Severe water crisis has gripped a village in Bhaderwah valley in Jammu and Kashmir's Doda district, which is facing the harshest winter in years, freezing water pipelines and forcing residents to travel long distances in search of drinkable water.
Located on the hilly slopes around 25 km from the Bhaderwah town, Sunote village in the middle of a dense cedar forest comprises nearly two dozen houses, including six tribal Gujjar families.
Frozen taps and overground water pipes in the village have forced the residents to travel miles in search of drinkable water in sub-zero temperature.
The women folk of these families, mostly farmers and cattle rearers, have been left with no option but to trek the snow-bound treacherous terrain in groups in search of water.
Sometimes they even boil snow to get water for daily use.
"For the last couple of months, we have been forced to survive under sever water crisis. We keep on moving from dawn to dusk to fetch water amid sub-zero temperature, treacherous conditions and the fear of lurking wild animals," 58-year-old local resident Asha Devi said.
As the night temperature has remained at sub-zero levels for over two months, it had a cascading effect on the water supply lines in remote areas of the Valley like Sunote village.

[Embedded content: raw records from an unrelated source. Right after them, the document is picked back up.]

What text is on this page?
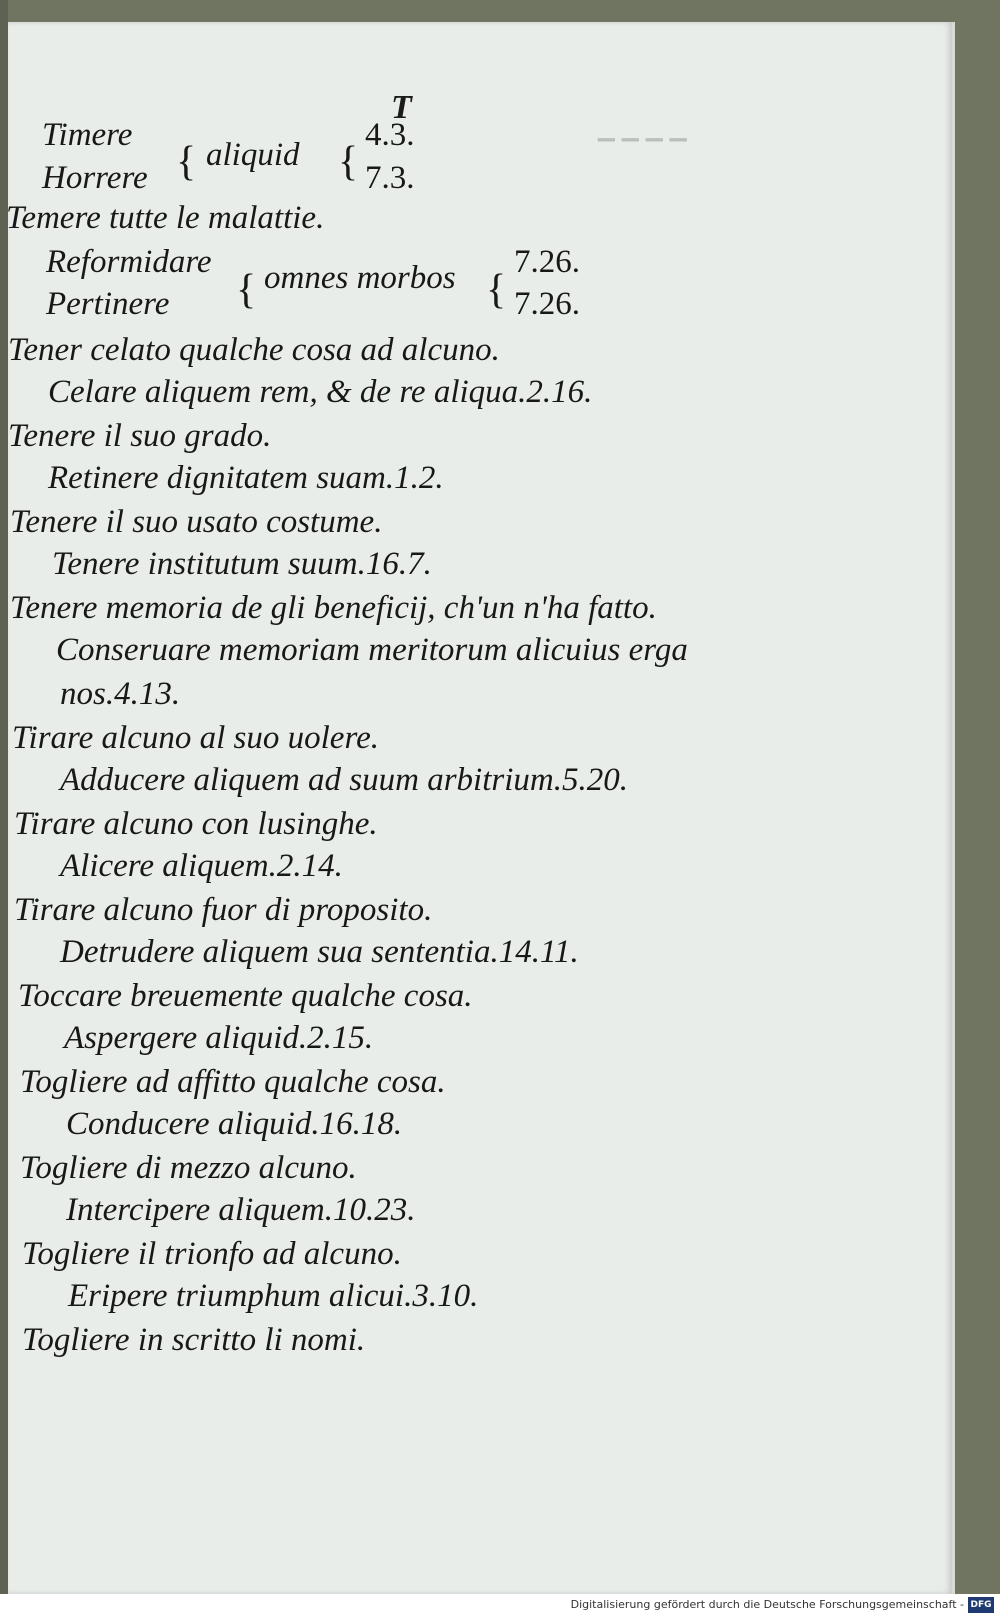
▁ ▁ ▁ ▁
T
Timere
Horrere { aliquid {
4.3.
7.3.
Temere tutte le malattie.
Reformidare
Pertinere { omnes morbos {
7.26.
7.26.
Tener celato qualche cosa ad alcuno.
Celare aliquem rem, & de re aliqua.2.16.
Tenere il suo grado.
Retinere dignitatem suam.1.2.
Tenere il suo usato costume.
Tenere institutum suum.16.7.
Tenere memoria de gli beneficij, ch'un n'ha fatto.
Conseruare memoriam meritorum alicuius erga
nos.4.13.
Tirare alcuno al suo uolere.
Adducere aliquem ad suum arbitrium.5.20.
Tirare alcuno con lusinghe.
Alicere aliquem.2.14.
Tirare alcuno fuor di proposito.
Detrudere aliquem sua sententia.14.11.
Toccare breuemente qualche cosa.
Aspergere aliquid.2.15.
Togliere ad affitto qualche cosa.
Conducere aliquid.16.18.
Togliere di mezzo alcuno.
Intercipere aliquem.10.23.
Togliere il trionfo ad alcuno.
Eripere triumphum alicui.3.10.
Togliere in scritto li nomi.
Digitalisierung gefördert durch die Deutsche Forschungsgemeinschaft - DFG
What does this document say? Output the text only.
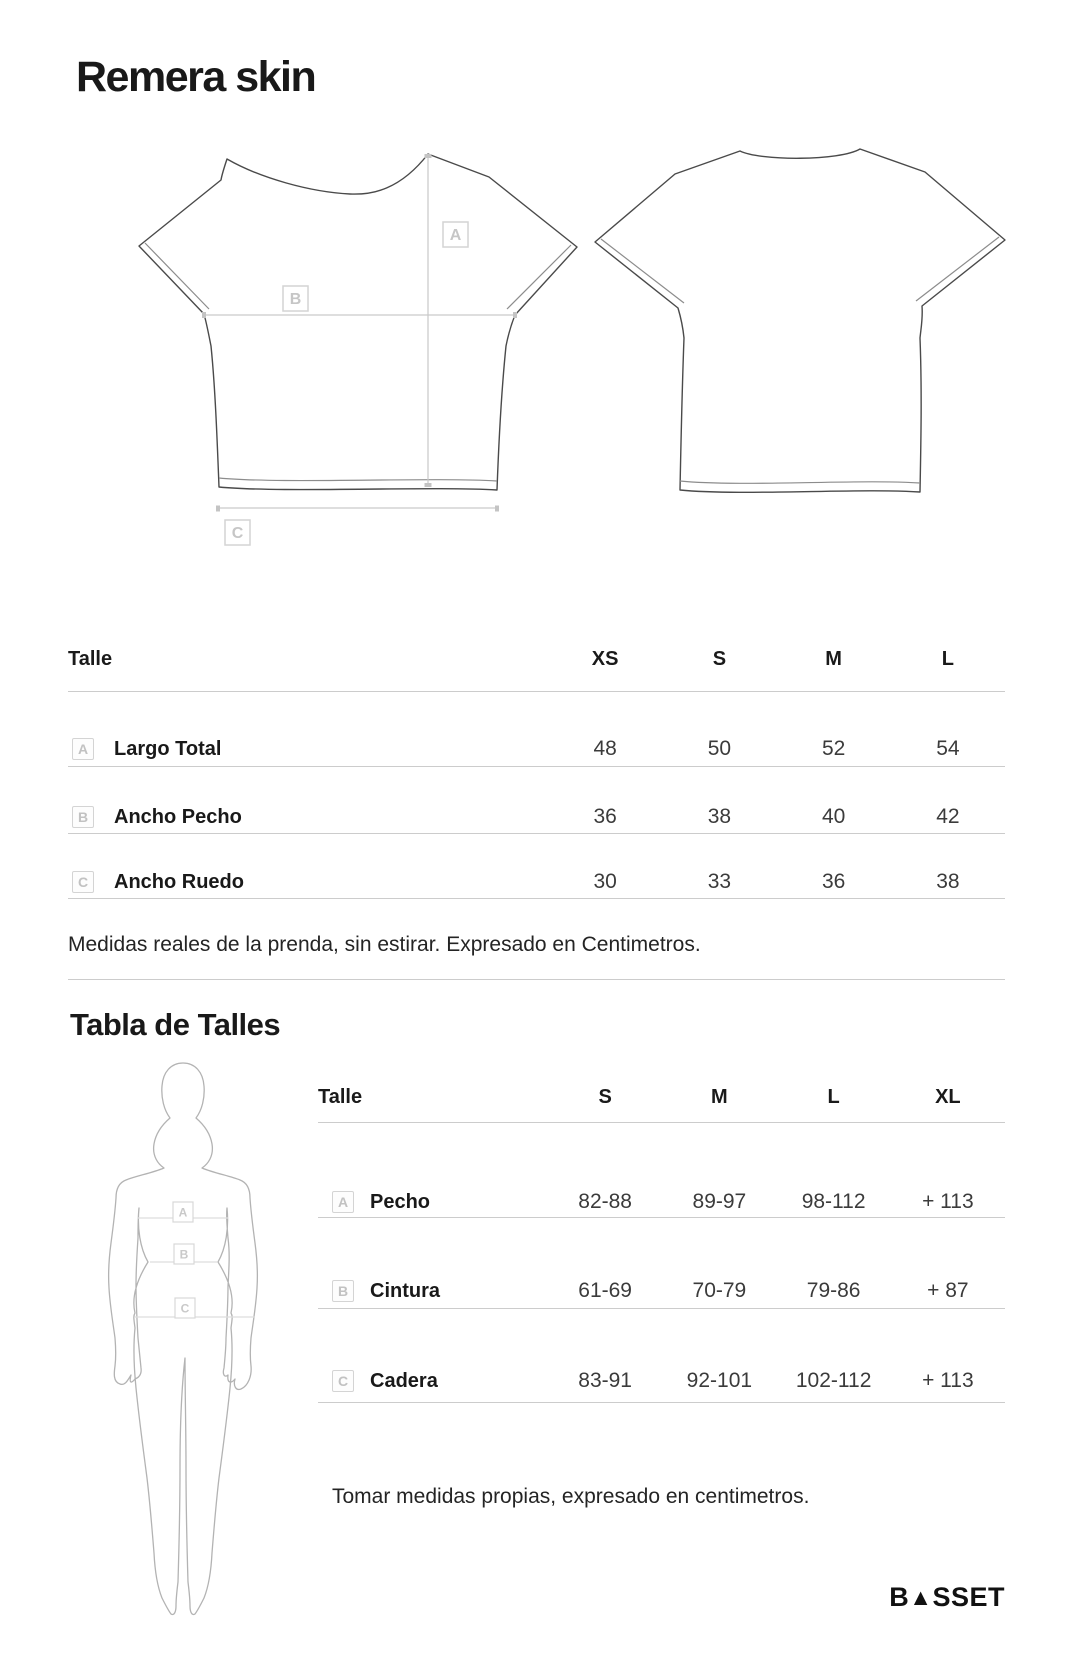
Remera skin
A
B
C
Talle	XS	S	M	L
A Largo Total	48	50	52	54
B Ancho Pecho	36	38	40	42
C Ancho Ruedo	30	33	36	38
Medidas reales de la prenda, sin estirar. Expresado en Centimetros.
Tabla de Talles
A
B
C
Talle	S	M	L	XL
A Pecho	82-88	89-97	98-112	+ 113
B Cintura	61-69	70-79	79-86	+ 87
C Cadera	83-91	92-101	102-112	+ 113
Tomar medidas propias, expresado en centimetros.
B ▲ SSET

"Both my knees are injured and I can hardly move but still at this age, I have no option but to trek 2 km everyday with my husband to fetch the water," Begum Bibi (70), an elderly tribal Gujjar lady, said.
Divya Charak, a student of class 12, said her studies are getting affected due to the water shortage as she has to join the elders to look for water.
Executive Engineer PHE division, Doda, Satish Sharma said he is equally concerned about the problems being faced by the people in the absence of drinkable water.
"I will send my team headed by Assistant Executive Engineer there on Monday and will also visit there personally as the issue raised by the villagers is of very serious nature," he said.
He assured drinkable water supply to the village at the earliest.
"We will try and look for other natural resources to tap them for a permanent solution," Sharma said.